Italics mine, to emphasize a common theme that Reynolds has long helped to promote—that American journalists are monolithically serving the needs of, and perhaps even openly rooting for, American's enemies. It's a load of bull, but that hasn't stopped Reynolds from warning sadly about what will happen to the First Amendment if Americans start believing the nonsense his friends write.

But I was more interested by one of the pieces of writing The Officers' Club post highlighted, from genial weblogger and self-described libertarian Stephen "VodkaPundit" Green.

It's a long post, so I won't attempt to summarize it, but among other things he describes the media as the "Arm of Decision" in the war on terror; warns that "We could lose also because our mainstream media seems to find terrorists less unattractive than having a conservative Texan in the White House," and concludes:

But if we lose this Terror War, our media will be seen as largely to blame. They'll suffer blame for their ignorance and for their petulance. They'll suffer blame for seeing al Jazeera as comrades closer than the privates and NCOs and officers fighting to protect the First Amendment. They'll suffer blame for putting their hatred of a Republican President before their love of country. Whether that assessment is fair or not, it is how the public will see things.

Then the public would demand changes. And they'd probably get them, courtesy of a government looking for scapegoats, real or imagined. Should that day come, we'd lose our free press, and we'd lose our freedoms. We'd lose our country.

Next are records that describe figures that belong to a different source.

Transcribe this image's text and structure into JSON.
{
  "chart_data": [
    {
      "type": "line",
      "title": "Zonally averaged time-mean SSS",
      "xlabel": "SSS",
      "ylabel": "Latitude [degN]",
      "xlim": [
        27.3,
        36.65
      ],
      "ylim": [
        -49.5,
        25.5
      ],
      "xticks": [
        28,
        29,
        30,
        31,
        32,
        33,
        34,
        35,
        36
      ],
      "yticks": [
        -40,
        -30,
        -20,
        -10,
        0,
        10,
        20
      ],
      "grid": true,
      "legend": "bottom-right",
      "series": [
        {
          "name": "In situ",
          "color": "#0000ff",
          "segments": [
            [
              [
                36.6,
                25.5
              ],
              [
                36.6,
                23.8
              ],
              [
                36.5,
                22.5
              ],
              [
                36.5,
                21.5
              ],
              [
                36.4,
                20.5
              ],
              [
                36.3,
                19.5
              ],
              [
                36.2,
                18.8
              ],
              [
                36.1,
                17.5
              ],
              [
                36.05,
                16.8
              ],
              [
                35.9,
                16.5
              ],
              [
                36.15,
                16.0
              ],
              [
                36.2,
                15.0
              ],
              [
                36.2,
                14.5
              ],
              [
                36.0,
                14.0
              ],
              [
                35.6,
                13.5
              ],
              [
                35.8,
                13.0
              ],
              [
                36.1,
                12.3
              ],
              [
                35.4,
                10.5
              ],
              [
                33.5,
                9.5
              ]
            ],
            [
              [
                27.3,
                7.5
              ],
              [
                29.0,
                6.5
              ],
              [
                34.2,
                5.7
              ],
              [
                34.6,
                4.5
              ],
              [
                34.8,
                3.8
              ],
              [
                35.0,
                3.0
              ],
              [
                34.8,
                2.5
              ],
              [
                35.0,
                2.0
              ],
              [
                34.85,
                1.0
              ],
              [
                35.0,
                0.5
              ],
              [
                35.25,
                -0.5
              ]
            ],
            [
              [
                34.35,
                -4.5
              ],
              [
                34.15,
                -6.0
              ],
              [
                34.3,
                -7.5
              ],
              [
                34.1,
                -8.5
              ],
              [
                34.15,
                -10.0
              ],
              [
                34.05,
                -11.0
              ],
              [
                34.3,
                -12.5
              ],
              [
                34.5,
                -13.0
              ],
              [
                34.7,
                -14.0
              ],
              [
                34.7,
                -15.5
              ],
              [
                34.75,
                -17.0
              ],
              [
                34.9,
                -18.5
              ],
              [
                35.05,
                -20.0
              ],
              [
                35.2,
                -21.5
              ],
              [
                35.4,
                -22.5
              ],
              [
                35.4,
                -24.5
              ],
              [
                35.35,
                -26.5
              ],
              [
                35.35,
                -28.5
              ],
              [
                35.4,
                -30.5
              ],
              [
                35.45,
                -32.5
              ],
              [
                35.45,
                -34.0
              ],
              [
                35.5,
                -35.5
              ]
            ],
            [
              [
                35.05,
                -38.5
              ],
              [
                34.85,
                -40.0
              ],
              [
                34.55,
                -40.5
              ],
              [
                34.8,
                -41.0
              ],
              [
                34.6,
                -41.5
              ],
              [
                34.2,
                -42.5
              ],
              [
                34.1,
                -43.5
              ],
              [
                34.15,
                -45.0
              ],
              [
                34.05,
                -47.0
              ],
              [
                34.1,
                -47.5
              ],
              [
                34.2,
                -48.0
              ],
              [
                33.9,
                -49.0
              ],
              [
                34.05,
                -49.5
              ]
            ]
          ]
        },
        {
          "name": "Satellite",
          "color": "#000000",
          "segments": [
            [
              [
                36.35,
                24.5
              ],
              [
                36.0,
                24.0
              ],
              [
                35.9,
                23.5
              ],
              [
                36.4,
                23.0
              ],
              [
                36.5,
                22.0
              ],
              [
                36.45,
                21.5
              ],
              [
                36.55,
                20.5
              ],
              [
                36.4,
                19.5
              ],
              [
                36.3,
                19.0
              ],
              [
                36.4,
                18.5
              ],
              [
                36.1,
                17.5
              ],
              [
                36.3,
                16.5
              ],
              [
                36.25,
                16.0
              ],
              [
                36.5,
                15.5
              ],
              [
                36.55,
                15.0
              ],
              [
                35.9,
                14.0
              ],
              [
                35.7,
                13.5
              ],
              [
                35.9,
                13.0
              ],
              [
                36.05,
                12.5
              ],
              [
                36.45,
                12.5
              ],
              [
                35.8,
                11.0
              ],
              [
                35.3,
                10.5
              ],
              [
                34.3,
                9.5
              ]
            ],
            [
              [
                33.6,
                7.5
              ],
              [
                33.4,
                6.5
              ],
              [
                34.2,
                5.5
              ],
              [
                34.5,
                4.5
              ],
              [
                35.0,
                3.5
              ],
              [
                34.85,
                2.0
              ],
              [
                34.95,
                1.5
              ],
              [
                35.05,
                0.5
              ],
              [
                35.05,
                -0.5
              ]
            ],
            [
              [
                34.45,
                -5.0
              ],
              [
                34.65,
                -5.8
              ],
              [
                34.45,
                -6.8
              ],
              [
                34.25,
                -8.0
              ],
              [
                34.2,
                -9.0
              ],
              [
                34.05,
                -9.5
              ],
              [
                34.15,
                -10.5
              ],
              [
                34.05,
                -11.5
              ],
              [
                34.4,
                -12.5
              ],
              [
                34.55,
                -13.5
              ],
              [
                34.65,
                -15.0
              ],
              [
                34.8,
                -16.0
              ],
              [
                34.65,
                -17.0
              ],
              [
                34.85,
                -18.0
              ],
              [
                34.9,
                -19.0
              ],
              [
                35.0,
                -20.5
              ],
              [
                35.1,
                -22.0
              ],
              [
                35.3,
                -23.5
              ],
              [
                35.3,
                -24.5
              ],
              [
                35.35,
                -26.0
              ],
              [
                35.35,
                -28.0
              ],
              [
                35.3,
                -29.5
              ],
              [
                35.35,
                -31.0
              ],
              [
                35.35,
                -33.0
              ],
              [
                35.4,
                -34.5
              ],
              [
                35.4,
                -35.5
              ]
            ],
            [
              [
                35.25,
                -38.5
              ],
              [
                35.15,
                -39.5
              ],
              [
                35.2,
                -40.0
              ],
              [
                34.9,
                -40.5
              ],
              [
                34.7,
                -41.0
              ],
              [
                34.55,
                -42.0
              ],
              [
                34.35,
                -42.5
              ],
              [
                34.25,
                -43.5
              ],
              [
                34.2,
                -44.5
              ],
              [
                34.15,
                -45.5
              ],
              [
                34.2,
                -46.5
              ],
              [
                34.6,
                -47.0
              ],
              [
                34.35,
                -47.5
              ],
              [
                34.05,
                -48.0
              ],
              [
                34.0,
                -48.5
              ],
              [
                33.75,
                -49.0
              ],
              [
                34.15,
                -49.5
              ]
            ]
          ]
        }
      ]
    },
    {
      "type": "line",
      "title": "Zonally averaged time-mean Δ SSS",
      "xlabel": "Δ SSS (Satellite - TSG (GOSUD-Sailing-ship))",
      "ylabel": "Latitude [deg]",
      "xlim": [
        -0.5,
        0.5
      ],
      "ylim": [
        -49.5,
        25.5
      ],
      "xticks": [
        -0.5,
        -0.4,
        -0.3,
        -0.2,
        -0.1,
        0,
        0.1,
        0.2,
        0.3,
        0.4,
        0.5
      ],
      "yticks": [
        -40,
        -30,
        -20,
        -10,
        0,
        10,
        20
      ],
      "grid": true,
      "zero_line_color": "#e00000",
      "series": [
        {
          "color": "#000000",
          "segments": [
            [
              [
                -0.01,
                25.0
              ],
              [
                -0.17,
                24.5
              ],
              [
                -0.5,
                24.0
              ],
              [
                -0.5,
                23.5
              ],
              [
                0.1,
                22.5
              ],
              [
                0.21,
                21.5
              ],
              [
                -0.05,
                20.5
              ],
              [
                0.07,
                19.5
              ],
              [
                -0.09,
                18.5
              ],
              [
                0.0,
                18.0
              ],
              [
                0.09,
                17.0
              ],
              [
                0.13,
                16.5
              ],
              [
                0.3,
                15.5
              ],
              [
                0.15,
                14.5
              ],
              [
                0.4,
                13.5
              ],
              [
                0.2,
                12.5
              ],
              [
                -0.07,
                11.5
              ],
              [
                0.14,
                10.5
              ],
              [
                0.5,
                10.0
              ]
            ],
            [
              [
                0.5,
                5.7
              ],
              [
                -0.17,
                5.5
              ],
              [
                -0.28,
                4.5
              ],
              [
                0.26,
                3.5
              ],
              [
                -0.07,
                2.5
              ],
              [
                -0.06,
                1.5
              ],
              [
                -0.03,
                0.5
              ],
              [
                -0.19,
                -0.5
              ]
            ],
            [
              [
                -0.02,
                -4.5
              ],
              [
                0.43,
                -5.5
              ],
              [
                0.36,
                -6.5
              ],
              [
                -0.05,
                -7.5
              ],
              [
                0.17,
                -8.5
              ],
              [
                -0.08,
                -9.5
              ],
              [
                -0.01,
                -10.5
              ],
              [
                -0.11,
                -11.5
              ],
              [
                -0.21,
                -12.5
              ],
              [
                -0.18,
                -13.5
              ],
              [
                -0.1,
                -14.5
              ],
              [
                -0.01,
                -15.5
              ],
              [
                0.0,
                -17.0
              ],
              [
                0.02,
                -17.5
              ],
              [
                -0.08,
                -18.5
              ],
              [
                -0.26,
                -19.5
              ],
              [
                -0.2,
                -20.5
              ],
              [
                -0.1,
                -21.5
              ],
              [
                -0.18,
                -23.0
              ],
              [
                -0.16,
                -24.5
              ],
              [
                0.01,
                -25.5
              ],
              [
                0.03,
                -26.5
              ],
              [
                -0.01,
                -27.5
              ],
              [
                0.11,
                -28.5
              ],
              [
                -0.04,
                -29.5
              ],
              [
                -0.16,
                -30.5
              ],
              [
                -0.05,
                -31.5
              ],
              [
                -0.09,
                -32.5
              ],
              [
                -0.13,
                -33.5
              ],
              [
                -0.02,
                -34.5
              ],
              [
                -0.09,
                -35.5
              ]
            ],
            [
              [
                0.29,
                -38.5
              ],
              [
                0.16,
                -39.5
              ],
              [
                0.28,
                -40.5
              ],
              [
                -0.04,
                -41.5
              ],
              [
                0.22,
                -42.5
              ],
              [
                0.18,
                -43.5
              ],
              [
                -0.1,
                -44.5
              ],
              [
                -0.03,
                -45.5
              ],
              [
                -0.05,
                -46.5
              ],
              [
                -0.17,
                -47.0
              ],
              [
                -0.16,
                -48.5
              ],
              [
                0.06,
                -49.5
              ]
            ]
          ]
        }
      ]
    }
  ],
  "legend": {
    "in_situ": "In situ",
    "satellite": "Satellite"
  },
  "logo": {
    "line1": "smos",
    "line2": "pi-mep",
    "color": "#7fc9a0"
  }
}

I don't think we'll ever "lose our free press," for these or any other reasons, though I'll note again that if the sky should indeed fall in this way we should reserve at least some finger-pointing for the people who popularized the inaccurate idea that the media is rooting as one for America's enemies.

But what I'm more curious about, especially in the wake of President Bush's "pushback" strategy, is Green's solution to the media crisis. Turns out, it involves strict definitions on the bounds of acceptable discourse:

It's fair to ask if the Iraq Campaign was a necessary component to the Terror War. It isn't fair to compare Iraq to Vietnam, when the two wars have nothing, zero, nada in common. It's fair to ask if our soldiers are dying in vain, or because of stupid policy, or because of inferior equipment. It's not fair to run headlines like "Battle Deaths Continue to Mount." No shit, Sherlock? A real story would be, "Battle Deaths Decline as Fallen Soldiers Miraculously Resurrected." It's fair to question Bush's policies. It's not fair to act as a conduit for enemy propaganda. It's fair to ask if Iraq is draining resources from our efforts in Afghanistan. It's not fair to complain that Afghanistan isn't perfect yet. It's fair to complain about indecencies at Abu Ghraib. It's not fair to virtually ignore atrocities committed by the other side everywhere else in Iraq.

So, if I'm getting the general vibe of the pro-Pushback crowd right, it's "fair" to declare that the U.S. media (and those who have the temerity, or should I say derangement, to believe that the White House manipulated pre-war intelligence), are deliberately (and again, monolithically) trying to lose the war by siding with America's enemies … but it's "not fair" to print the headline "Battle Deaths Continue to Mount."

Or maybe it boils down to this—it's OK to say that "Newsweek lied, people died," but don't you dare say such a thing about the guy who actually commands the world's most powerful military.

UPDATE: Glenn Reynolds says "Matt Welch is dissing me and Stephen Green for having the temerity to suggest that it's wrong for the press to peddle falsehoods about the war," and also: "By treating complaints about dishonest and politically motivated reporting as the equivalent of complaints about simply reporting bad news, Welch is attacking a straw man." Read the whole thing. I did neither, of course; never have, and never will.